I apologize for the lateness of this post. I would have finished it sooner, but since taking my kids out of school to learn directly from market experiences, I’ve had to figure out ways to get them to leave me alone. This is a response to the People’s Policy Project on Alaska’s bold cuts to their public university system.

There was a time, probably hundreds of years ago, when public education was important. Before income became automated with the invention of passive income, humans had to be augmented with different kinds of knowledge in order to earn money and become truly free. Today, the average worker is far less productive than the average index fund in real terms. And by real terms, I mean dollars. In our technologically advanced society, the income of an “educated citizen” is equal to the income of an adult who receives the same amount in the form of an oil dividend.

From a material point of view, “public schools” are little more than unemployment insurance with a homework requirement.

So it’s a breath of fresh air to see that the brave government of Alaska, following Marx, cut the state’s public university budget by 40% to pay for their oil-powered Sovereign Wealth Fund. Alaskans have been liberated from workfare at a rate of $3,000/year. But the real benefits can’t be so easily measured. Beyond just $3,000/year, Alaska’s former students have gained something truly invaluable. Approximately $2,400 per year of extra consumption, by my intern’s calculations.

But as usual, some Leftists care more about gate-keeping their cushy think tank positions and virtue-signalling to tenured professors than actually winning. In a disgusting attempt to prop up the Workfare Industrial Complex, some “comrades” at the People’s Policy Project are saying that Alaska can close the university-sized hole in its budget with a move as simple as eliminating the $1.2 billion in deductible tax credits that will be lost to oil companies this year.

This is of course a ridiculous lie. Every oil fund thinker I know says dividend amounts will go down if they don’t get their tax credits. The idea that we can separate public spending from oil revenue when they’re sourced from the same place is a dangerous political fantasy.

And the truth is, Matt Bruenig knows better. I expect he’ll tell me as much when we meet this September to record podcasts in my wife’s spare room while our kids homeschool themselves.
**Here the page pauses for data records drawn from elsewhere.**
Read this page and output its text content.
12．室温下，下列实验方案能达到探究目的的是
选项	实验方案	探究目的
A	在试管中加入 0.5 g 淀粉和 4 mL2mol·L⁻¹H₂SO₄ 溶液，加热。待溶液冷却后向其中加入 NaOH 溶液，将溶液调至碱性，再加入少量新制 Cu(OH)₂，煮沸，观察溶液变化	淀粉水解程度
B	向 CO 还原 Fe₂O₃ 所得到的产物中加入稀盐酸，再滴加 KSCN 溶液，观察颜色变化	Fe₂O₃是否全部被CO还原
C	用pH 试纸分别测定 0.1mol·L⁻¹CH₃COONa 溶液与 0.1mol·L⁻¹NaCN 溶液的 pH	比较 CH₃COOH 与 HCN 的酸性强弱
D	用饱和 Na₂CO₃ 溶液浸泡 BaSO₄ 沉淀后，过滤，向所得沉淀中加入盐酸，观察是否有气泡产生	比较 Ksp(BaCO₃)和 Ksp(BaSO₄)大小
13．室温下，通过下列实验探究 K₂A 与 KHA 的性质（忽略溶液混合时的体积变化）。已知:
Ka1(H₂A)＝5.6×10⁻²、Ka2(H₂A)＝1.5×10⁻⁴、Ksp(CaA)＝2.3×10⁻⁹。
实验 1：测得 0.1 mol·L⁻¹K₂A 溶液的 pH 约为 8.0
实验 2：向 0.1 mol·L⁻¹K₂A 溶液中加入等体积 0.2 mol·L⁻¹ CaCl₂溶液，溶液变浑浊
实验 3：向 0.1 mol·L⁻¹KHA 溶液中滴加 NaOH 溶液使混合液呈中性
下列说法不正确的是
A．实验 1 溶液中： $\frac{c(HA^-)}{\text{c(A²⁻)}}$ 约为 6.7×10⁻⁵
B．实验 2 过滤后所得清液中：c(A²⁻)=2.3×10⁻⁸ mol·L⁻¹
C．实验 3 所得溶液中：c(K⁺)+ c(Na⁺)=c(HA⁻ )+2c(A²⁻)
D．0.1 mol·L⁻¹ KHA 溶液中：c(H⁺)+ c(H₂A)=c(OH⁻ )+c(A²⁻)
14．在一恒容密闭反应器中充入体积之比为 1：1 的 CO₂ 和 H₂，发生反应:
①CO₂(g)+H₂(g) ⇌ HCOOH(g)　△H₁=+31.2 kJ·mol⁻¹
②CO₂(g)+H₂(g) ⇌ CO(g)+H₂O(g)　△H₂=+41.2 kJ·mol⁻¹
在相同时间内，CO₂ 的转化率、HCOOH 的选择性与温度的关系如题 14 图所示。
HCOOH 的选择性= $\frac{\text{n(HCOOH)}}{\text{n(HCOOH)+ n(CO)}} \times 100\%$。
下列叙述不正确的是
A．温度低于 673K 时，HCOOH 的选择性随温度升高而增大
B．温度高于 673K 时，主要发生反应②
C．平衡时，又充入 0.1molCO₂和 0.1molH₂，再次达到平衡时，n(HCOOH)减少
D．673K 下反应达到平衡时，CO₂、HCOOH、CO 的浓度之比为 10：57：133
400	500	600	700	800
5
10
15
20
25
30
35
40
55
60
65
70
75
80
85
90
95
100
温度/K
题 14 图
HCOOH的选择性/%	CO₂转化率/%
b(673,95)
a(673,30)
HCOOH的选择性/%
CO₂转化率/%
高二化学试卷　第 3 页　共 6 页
Matt knows that the yield for public education is low compared to other investment strategies the state could pursue with those tax revenues. He knows he is misleading citizen-shareholders across Alaska, but he doesn’t care. It’s worth it for him to keep Neoclassical Marxism from eating into his market share.

This is a plea for solidarity from leftists who share my dream of turning all public services into passive income streams. These flirtations with workfare are pure opportunism, and the average think tank reader is disgusted by them. Instead, we should be speaking the language of universalism. It doesn’t matter if a child is smart or dumb, productive or an objective waste of space. They shouldn’t be forced into a “school” to “learn things”. They should be at home, shopping online. Universalism means recognizing that all social problems can be solved with cash.

That’s what separates Socialists from other think tanks.